Mixer, der Windows XBox-Streamingdienst, Twitch, Twitter und Youtube werden auch unterstützt, dabei meldet sich die Software z.B. mit einem Twitter-Account an und per Knopfdruck können vorgefertigte Nachrichten abgesetzt werden.

Praxis

Ich benutze Stream Deck beim Aufnehmen von Houdini-Video-Tutorials. Das macht deutlich mehr Arbeit, als man denkt. Ich hatte insbesondere keine Lust, diese Videos dann noch editieren zu müssen, einen Titelscreen und Abspann anzufügen oder Overlays im Nachgang einzublenden. Meine Tutorials sind sozusagen Live-Performances mit allen Fehlern und Husten drin, wenn ich nicht schnell genug die Mikrofon-Mute-Taste auf dem Stream Deck drücke.
OBS läuft dabei auf dem zweiten Monitor und ich kann auf dem ersten in Ruhe Houdini bedienen. Dazu habe ich mir eine Aufnahme-Start/Stop-Taste erstellt und Tasten für den Titel, Abspann und andere Folien oder Overlays, die ich zeigen will, und eben „Mute Mikrofon“.

Tastendeko

Die Bilder für die Keys können auf einer Webseite von Elgato mit dem Key Creator oder in einer beliebigen Bildbearbeitungs-Software erstellt werden. Den Tasten können zwei Versionen für „An“ und „Aus“ zugewiesen werden. Animierte .gif-Dateien gehen jetzt auch – ich bin begeistert, kleine Kiste mit blinkenden Tasten, just wow.

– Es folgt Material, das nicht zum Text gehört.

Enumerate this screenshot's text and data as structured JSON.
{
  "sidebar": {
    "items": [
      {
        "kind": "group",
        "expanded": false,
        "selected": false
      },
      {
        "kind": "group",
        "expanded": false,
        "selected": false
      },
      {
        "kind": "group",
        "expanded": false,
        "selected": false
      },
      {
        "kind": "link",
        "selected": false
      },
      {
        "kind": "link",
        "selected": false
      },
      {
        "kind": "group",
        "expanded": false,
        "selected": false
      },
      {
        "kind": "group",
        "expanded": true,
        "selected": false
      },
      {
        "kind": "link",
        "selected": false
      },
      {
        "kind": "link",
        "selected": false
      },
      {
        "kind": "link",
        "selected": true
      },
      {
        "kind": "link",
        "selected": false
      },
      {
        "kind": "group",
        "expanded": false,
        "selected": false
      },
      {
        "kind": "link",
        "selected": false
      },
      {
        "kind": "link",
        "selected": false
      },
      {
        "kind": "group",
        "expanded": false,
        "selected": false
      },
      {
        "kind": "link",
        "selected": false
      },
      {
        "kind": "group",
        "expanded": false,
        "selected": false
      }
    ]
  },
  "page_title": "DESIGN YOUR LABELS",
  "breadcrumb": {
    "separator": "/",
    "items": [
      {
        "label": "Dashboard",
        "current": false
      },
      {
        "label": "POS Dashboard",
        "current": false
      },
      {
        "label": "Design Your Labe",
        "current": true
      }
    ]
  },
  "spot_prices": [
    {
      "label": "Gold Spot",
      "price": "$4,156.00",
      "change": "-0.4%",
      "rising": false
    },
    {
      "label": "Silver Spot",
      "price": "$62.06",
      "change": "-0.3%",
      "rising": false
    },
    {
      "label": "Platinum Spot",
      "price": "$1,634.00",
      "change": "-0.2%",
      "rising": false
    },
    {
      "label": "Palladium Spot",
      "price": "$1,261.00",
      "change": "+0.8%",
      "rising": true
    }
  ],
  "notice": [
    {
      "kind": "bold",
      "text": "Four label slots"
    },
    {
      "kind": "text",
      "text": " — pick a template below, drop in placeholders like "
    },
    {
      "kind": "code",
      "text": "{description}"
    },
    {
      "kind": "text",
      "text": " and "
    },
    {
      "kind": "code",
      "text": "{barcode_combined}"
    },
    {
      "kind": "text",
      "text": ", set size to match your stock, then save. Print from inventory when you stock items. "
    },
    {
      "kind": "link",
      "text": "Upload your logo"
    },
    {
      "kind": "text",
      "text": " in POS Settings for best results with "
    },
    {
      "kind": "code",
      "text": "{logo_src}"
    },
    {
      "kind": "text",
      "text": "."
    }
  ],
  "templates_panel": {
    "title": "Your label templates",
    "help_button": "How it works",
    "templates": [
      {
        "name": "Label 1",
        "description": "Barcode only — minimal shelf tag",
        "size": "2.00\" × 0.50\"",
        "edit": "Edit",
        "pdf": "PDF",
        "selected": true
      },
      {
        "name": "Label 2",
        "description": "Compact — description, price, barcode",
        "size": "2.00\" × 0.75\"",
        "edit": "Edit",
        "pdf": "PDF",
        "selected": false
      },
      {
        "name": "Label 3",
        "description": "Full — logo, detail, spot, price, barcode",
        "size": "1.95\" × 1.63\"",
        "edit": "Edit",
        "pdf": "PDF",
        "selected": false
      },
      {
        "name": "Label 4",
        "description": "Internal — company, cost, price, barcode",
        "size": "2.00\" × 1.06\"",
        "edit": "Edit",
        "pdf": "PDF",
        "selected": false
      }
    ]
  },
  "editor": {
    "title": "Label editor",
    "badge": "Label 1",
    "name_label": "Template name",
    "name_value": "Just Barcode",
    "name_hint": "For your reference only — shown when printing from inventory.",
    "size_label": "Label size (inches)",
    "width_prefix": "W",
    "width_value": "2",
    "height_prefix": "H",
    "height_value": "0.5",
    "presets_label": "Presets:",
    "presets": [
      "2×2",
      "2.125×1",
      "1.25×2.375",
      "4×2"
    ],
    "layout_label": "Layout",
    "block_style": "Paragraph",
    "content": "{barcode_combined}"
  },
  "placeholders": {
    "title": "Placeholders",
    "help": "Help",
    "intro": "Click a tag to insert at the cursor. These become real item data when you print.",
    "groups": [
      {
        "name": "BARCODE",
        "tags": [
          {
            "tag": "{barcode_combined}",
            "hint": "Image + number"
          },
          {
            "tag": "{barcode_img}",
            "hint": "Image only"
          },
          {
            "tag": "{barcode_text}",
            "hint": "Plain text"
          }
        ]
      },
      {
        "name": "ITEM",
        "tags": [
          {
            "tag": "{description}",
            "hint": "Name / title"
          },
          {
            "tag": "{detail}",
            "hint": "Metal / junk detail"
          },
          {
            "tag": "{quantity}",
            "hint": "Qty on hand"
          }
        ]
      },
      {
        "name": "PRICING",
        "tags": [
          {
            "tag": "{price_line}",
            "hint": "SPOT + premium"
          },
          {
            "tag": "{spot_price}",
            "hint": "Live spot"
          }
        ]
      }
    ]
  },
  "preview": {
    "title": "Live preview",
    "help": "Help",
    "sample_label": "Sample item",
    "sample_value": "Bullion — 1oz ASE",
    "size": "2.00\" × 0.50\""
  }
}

Der Aktion zugewiesene Bildchen können dann in der App mit Text ergänzt werden.

Belegung

Fünfzehn Tasten ist ja erst mal nicht viel, sollte man denken. Sind sie aber doch, denn es gehen geschachtelte Sub-Ebenen, die über eine Taste angesprochen werden. Es gibt also den Ordner „Links“ und in diesem dann entweder weitere Ordner oder Verknüpfungen zu irgendwelchen Webseiten (Shotgun-­Interface). Damit aber nicht genug: Es gibt Profile, die der Software speziell zugewiesen werden können – zum Beispiel dass sich in Premiere ebenso andere Shortcuts und Abläufe öffnen lassen wie in Houdini. Oder andersherum.
Und hier ist der Fantasie keine Grenze mehr gesetzt. Wer sehen will, wie hier eine Obsession aussieht, kann jetzt in Autohotkey einsteigen (was wir empfehlen können, weil es unglaublich praktisch ist: autohotkey.com). Wer will, kann sich stundenlang damit beschäftigen, ein Setup zu basteln. Mir reichen die Bordmittel eigentlich völlig aus, aber hier ein empfehlenswertes Video von Linus Tech Tips zum Thema:

Neu in Version 3.1 sind Multi Actions – das sind Makros. Aktionen können per Tastendruck automatisch hintereinander abgespielt werden – zwischen jeder Aktion kann auch eine Pause definiert werden. Etwas umständlich ist es jedoch, Keystroke-Makros zu erstellen, da jeder einzelne Tastendruck eine eigene Aktion ist – aber immerhin geht es jetzt.
Ein Soundboard gibt es auch noch, mit dem können .mp3- und .wav-Files getriggert werden. Webseiten öffnen sich direkt im Browser. Applikationen oder Dateien können gestartet werden. Und ganze Textfragmente können abgespielt werden. Mit der Hotkey-Switch-Aktion können zwei Hotkeys abwechselnd einer Taste zugeordnet werden. Und ein Timer ist auch vorhanden. Zudem schaltet sich Stream Deck jetzt auch von selbst nach einiger Zeit bei Nichtbetätigung aus, ein Kritikpunkt aus der User Community. Überhaupt habe ich das Gefühl, dass Elgato hier wirklich zuhört und immer wieder gute neue Features hinzufügt.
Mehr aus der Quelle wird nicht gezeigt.